De deur ging open. Anton draaide zich om en zag Lena. Ze stond in de deuropening met rode ogen en beet op haar lip.
— Ik heb het gehoord, — gaf ze zacht toe. — Ik hoorde je schreeuwen.
— Ik heb haar gebeld, — zei hij eenvoudig. — Ik heb gezegd dat ze niet komen.
Lena deed een paar stappen naar hem toe, bleef staan en stormde toen ineens vooruit om hem zo stevig te omhelzen dat hij voelde hoe ze trilde.
— Het spijt me, — fluisterde ze tegen zijn borst. — Het spijt me dat ik je voor zo’n keuze heb gezet. Ik weet hoe moeilijk het voor je is om tegen je familie in te gaan…
— Jij bént mijn familie, — Anton streek haar door het haar. — De belangrijkste. En ik had dat veel eerder moeten bewijzen. Veel eerder.

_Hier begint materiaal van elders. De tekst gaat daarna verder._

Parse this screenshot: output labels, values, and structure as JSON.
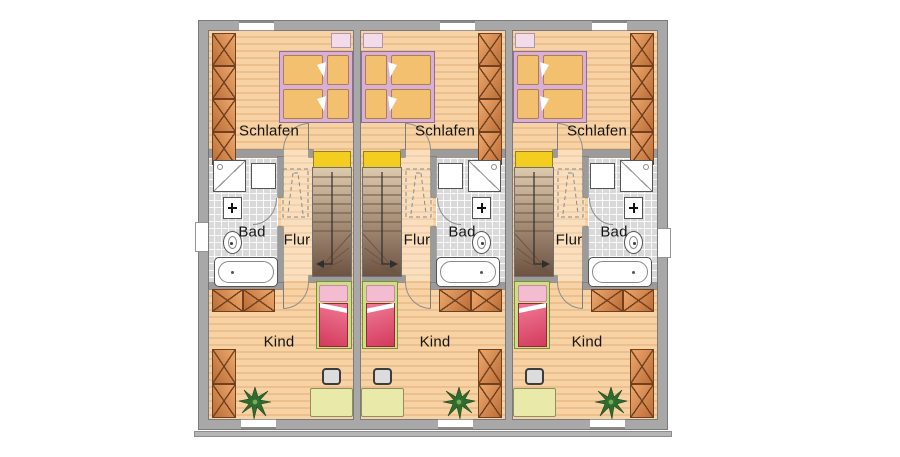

Ze bleven zo staan, elkaar omhelzend, terwijl de sneeuw buiten bleef vallen. De telefoon piepte door nieuwe berichten — ongetwijfeld boze berichten van Sveta en lange verwijtende teksten van zijn moeder. Maar Anton keek er niet eens naar.
— We gaan Nieuwjaar echt samen vieren? — vroeg Lena en keek met betraande ogen naar hem op.
— Echt, — hij kuste haar op het voorhoofd. — Jij, ik, de open haard en de sneeuw. Zoals jij droomde.
— Dit wordt een schandaal voor jaren, dat weet je.
— Laat maar. Dan rusten we tenminste eindelijk eens uit. Samen. In ons huis.
Lena glimlachte door haar tranen heen en omhelsde hem nog steviger.
Twee dagen later stonden ze op de veranda van hun datsja, gewikkeld in plaids, en keken naar de sterrenhemel. Het was nog vijf minuten tot middernacht. In huis knetterde de open haard, op tafel stonden glazen champagne en in de oven werd de kip afgebakken. Het rook naar dennennaalden van de kerstboom die ze gisteren hadden versierd, naar mandarijnen en kaarsen.
— Ben je gelukkig? — vroeg Anton en sloeg zijn arm om haar schouders.
— Meer dan ik in woorden kan uitdrukken, — ze drukte zich tegen hem aan. — Weet je, ik denk steeds… Als je Sveta toen niet had gebeld, als ze waren gekomen…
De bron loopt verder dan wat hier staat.